It has been ruled by a supreme court in Switzerland that Google does not need to be perfect when it comes to their privacy practices. Google won a partial appeal over a lower court decision that was going to require the company to guarantee absolute anonymity for those pictured in Google’s Street View service.
“It must be accepted that up to a maximum of 1 percent of the images uploaded are insufficiently anonymized,” the Swiss Federal Tribunal said Friday in a statement.
Google was told by the court that the company must make it easy for those in the pictures to be able to manually blur their images. The court also ruled that Google has to provide complete anonymity in Street View areas such as courts, hospitals, women’s shelters and schools. The skin color and the clothing must also be blurred in these areas.
Also upheld by the court was the ruling that Google had to stop publishing pictures of courtyards and gardens that were taken by cameras higher than 6.5 feet in the air. That ruling was handed down in 2011 by the Federal Administrative Court. Google was pleased with the verdict from the supreme court but said it still was not sure if it would remove all pictures of Switzerland from its Street View service.
“We will now look at the ruling closely, discuss it with the federal data protection commissioner and examine what options are available,” said Daniel Schoenberger, Google’s legal chief for Switzerland.

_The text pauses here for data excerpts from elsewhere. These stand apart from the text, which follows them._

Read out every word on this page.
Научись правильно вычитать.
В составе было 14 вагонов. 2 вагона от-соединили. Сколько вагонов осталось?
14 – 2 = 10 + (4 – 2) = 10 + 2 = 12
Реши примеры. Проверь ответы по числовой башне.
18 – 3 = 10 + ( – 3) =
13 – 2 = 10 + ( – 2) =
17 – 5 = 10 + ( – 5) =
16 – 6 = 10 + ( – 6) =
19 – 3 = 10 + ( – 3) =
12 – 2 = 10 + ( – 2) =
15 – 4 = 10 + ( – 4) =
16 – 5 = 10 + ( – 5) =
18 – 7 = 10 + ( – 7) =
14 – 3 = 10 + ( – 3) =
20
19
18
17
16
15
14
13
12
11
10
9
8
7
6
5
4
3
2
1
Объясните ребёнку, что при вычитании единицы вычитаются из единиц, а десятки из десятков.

A privacy watchdog for Switzerland was asking for complete anonymity in Street View, which allows users to virtually explore streets of cities and towns across the world. Hanspeter Thuer, the data protection commissioner, demonstrated the software in court. He showed that the Street View sometimes peered in private homes and even showed the faces of adults and children in public, once right in front of the court they were in at the time of the hearing.